During a Wednesday afternoon conference call with analysts to discuss his company's solid but unspectacular second-quarter earnings, Chambers whined about TV news coverage of the tech industry:

I think we are actually talking ourselves into this [economic] slowdown. Over the last three or four months, I felt pretty good about business until I got on the treadmill -- and then I quit early because of the pessimism that exists in the market.

So let me get this straight. Squawk Box is responsible for the so-called tech meltdown? Chambers can't be serious, right?
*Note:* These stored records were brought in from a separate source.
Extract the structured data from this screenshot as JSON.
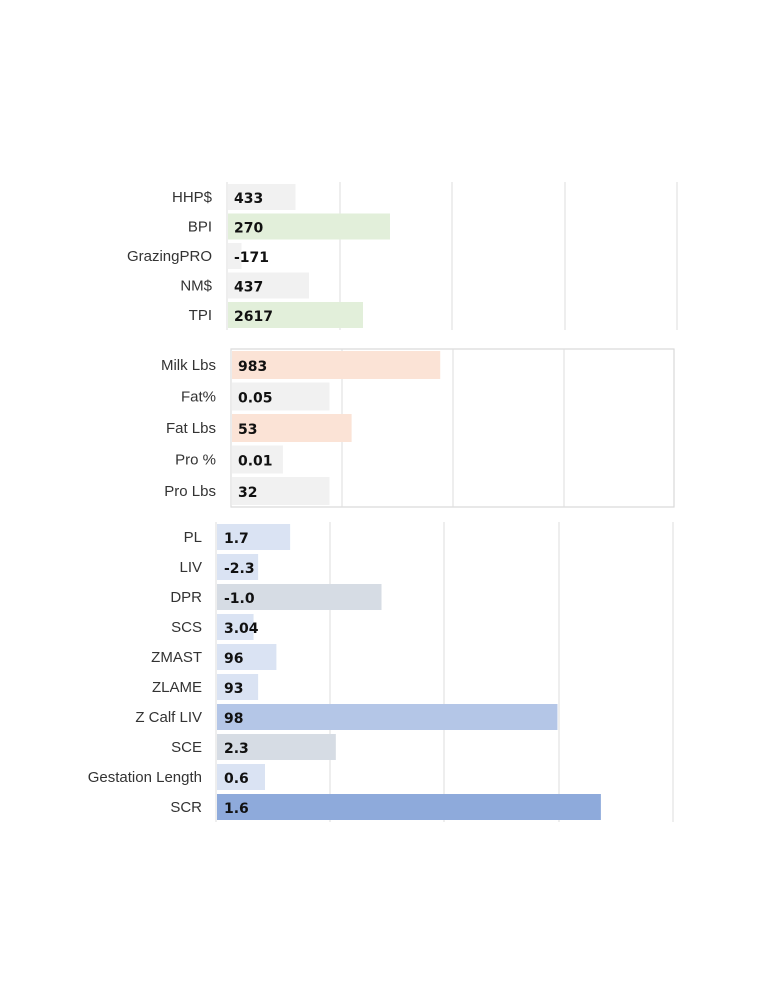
{
  "colors": {
    "gray": "#f1f1f1",
    "green": "#e2efda",
    "peach": "#fbe3d6",
    "blue_light": "#dae3f3",
    "blue_gray": "#d6dce4",
    "blue_mid": "#b4c6e7",
    "blue_dark": "#8eaadb",
    "gridline": "#dedede",
    "panel_border": "#d9d9d9"
  },
  "chart_data": [
    {
      "type": "bar",
      "orientation": "horizontal",
      "categories": [
        "HHP$",
        "BPI",
        "GrazingPRO",
        "NM$",
        "TPI"
      ],
      "values": [
        433,
        270,
        -171,
        437,
        2617
      ],
      "value_labels": [
        "433",
        "270",
        "-171",
        "437",
        "2617"
      ],
      "bar_colors": [
        "gray",
        "green",
        "gray",
        "gray",
        "green"
      ],
      "bar_fraction": [
        0.15,
        0.36,
        0.03,
        0.18,
        0.3
      ],
      "grid": true,
      "border": false
    },
    {
      "type": "bar",
      "orientation": "horizontal",
      "categories": [
        "Milk Lbs",
        "Fat%",
        "Fat Lbs",
        "Pro %",
        "Pro Lbs"
      ],
      "values": [
        983,
        0.05,
        53,
        0.01,
        32
      ],
      "value_labels": [
        "983",
        "0.05",
        "53",
        "0.01",
        "32"
      ],
      "bar_colors": [
        "peach",
        "gray",
        "peach",
        "gray",
        "gray"
      ],
      "bar_fraction": [
        0.47,
        0.22,
        0.27,
        0.115,
        0.22
      ],
      "grid": true,
      "border": true
    },
    {
      "type": "bar",
      "orientation": "horizontal",
      "categories": [
        "PL",
        "LIV",
        "DPR",
        "SCS",
        "ZMAST",
        "ZLAME",
        "Z Calf LIV",
        "SCE",
        "Gestation Length",
        "SCR"
      ],
      "values": [
        1.7,
        -2.3,
        -1.0,
        3.04,
        96,
        93,
        98,
        2.3,
        0.6,
        1.6
      ],
      "value_labels": [
        "1.7",
        "-2.3",
        "-1.0",
        "3.04",
        "96",
        "93",
        "98",
        "2.3",
        "0.6",
        "1.6"
      ],
      "bar_colors": [
        "blue_light",
        "blue_light",
        "blue_gray",
        "blue_light",
        "blue_light",
        "blue_light",
        "blue_mid",
        "blue_gray",
        "blue_light",
        "blue_dark"
      ],
      "bar_fraction": [
        0.16,
        0.09,
        0.36,
        0.08,
        0.13,
        0.09,
        0.745,
        0.26,
        0.105,
        0.84
      ],
      "grid": true,
      "border": false
    }
  ]
}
Wrong. Just ask Intel (Nasdaq: INTC) CEO Paul Otellini. Quoting from his remarks in the chipmaker's fourth-quarter conference call:

I have the same caution that I think everybody in America who watches CNBC has today. You hear all of the pundits saying that the world is going to go to a trash basket and you worry. It may be a self-fulfilling prophecy.

Bad CNBC!

You'd think I'd be able to sympathize having been on the business end of a grilling on Squawk Box in June. But really, fellas ... you're giving CNBC way too much credit.
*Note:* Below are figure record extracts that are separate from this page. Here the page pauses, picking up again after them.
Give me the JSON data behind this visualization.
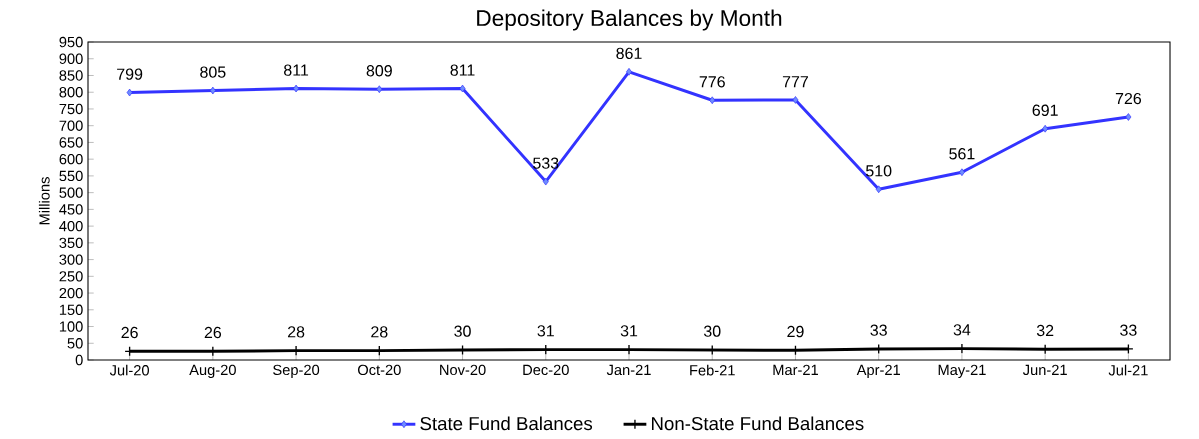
{
  "chart_data": {
    "type": "line",
    "title": "Depository Balances by Month",
    "ylabel": "Millions",
    "categories": [
      "Jul-20",
      "Aug-20",
      "Sep-20",
      "Oct-20",
      "Nov-20",
      "Dec-20",
      "Jan-21",
      "Feb-21",
      "Mar-21",
      "Apr-21",
      "May-21",
      "Jun-21",
      "Jul-21"
    ],
    "series": [
      {
        "name": "State Fund Balances",
        "color": "#3333ff",
        "marker": "diamond",
        "values": [
          799,
          805,
          811,
          809,
          811,
          533,
          861,
          776,
          777,
          510,
          561,
          691,
          726
        ]
      },
      {
        "name": "Non-State Fund Balances",
        "color": "#000000",
        "marker": "cross",
        "values": [
          26,
          26,
          28,
          28,
          30,
          31,
          31,
          30,
          29,
          33,
          34,
          32,
          33
        ]
      }
    ],
    "ylim": [
      0,
      950
    ],
    "yticks": [
      0,
      50,
      100,
      150,
      200,
      250,
      300,
      350,
      400,
      450,
      500,
      550,
      600,
      650,
      700,
      750,
      800,
      850,
      900,
      950
    ],
    "data_labels": true,
    "legend": "bottom",
    "line_style": "solid"
  }
}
It takes a village of cynics
The ugly truth is that many of today's top tech stocks were burdened with unreasonably high expectations -- including, apparently, Cisco. CNBC is to blame for that? I can't see how. But if it is, then:

Steve Jobs should stick needles in a Joe Kernen voodoo doll, because Apple (Nasdaq: AAPL) guided lower than Wall Street expected for its second quarter.

Bad CNBC!

Larry and Sergey should post a Becky Quick blooper reel on YouTube, because analysts were once again wrong about Google (Nasdaq: GOOG).

Bad CNBC!

Carl Quintanilla should be forced to work the midnight shift in the company data center because VMware's (Nasdaq: VMW) revenue didn't rise faster than a Chia Pet on Miracle-Gro.

Bad CNBC!

Here's my point. Had we investors all been just a little more cynical about valuations -- some of which really were sky-high -- then we wouldn't be obsessing over a tech meltdown right now.

Your attention please
Let's put this in perspective. Chambers told analysts that he expects Cisco to grow its top line by 10% in its fiscal third quarter. They didn't much like that. Here's why:

Fiscal Q3

Year-Over-Year Growth

2008 (est.)

10%

2007

21.1%

2006

18.3%

2005

10.1%

Source: Capital IQ, a division of Standard & Poor's.
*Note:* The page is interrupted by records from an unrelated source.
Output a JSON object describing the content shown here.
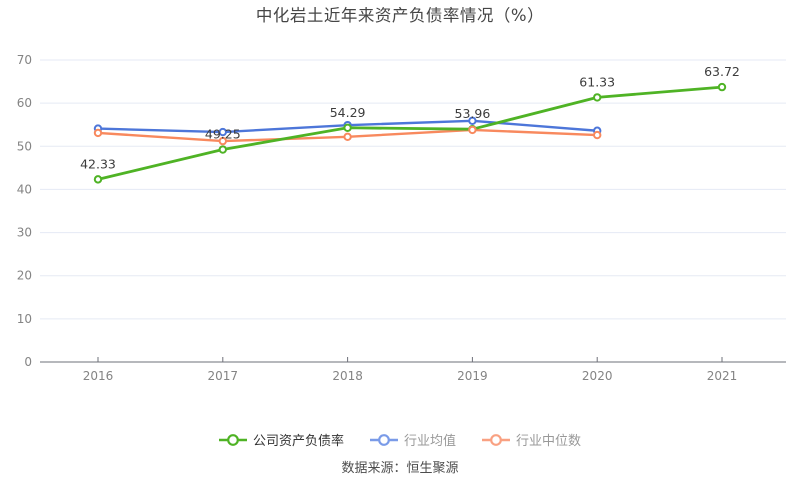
{
  "title": "中化岩土近年来资产负债率情况（%）",
  "source": "数据来源：恒生聚源",
  "chart_data": {
    "type": "line",
    "categories": [
      "2016",
      "2017",
      "2018",
      "2019",
      "2020",
      "2021"
    ],
    "series": [
      {
        "name": "公司资产负债率",
        "color": "#4fb325",
        "values": [
          42.33,
          49.25,
          54.29,
          53.96,
          61.33,
          63.72
        ],
        "labeled": true,
        "marker": "hollow-circle"
      },
      {
        "name": "行业均值",
        "color": "#4d76d9",
        "values": [
          54.1,
          53.3,
          54.9,
          55.9,
          53.6,
          null
        ],
        "labeled": false,
        "marker": "hollow-circle"
      },
      {
        "name": "行业中位数",
        "color": "#f8895e",
        "values": [
          53.1,
          51.2,
          52.2,
          53.8,
          52.6,
          null
        ],
        "labeled": false,
        "marker": "hollow-circle"
      }
    ],
    "ylim": [
      0,
      70
    ],
    "yticks": [
      0,
      10,
      20,
      30,
      40,
      50,
      60,
      70
    ],
    "grid": true,
    "legend_position": "bottom",
    "label_color": "#3c3c3c",
    "axis_color": "#6e7079",
    "grid_color": "#e5eaf4",
    "tick_label_color": "#848484"
  },
  "legend": {
    "items": [
      {
        "label": "公司资产负债率",
        "color": "#4fb325",
        "text_color": "#333333"
      },
      {
        "label": "行业均值",
        "color": "#7a9be8",
        "text_color": "#999999"
      },
      {
        "label": "行业中位数",
        "color": "#f9a182",
        "text_color": "#999999"
      }
    ]
  }
}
See what's happening here? Cisco's growth rate was accelerating. Now, suddenly, it isn't. Analysts are supposed to be happy about that? Of course not.

Bad Cisco!

Here's my advice, Mr. Chambers: Get over it. If you really think business is great, and that the tech collapse is purely in our heads, then get back on that treadmill, call your broker, and do something you haven't done in at least four years -- buy shares of Cisco on the open market.

Now that would be worth covering on CNBC.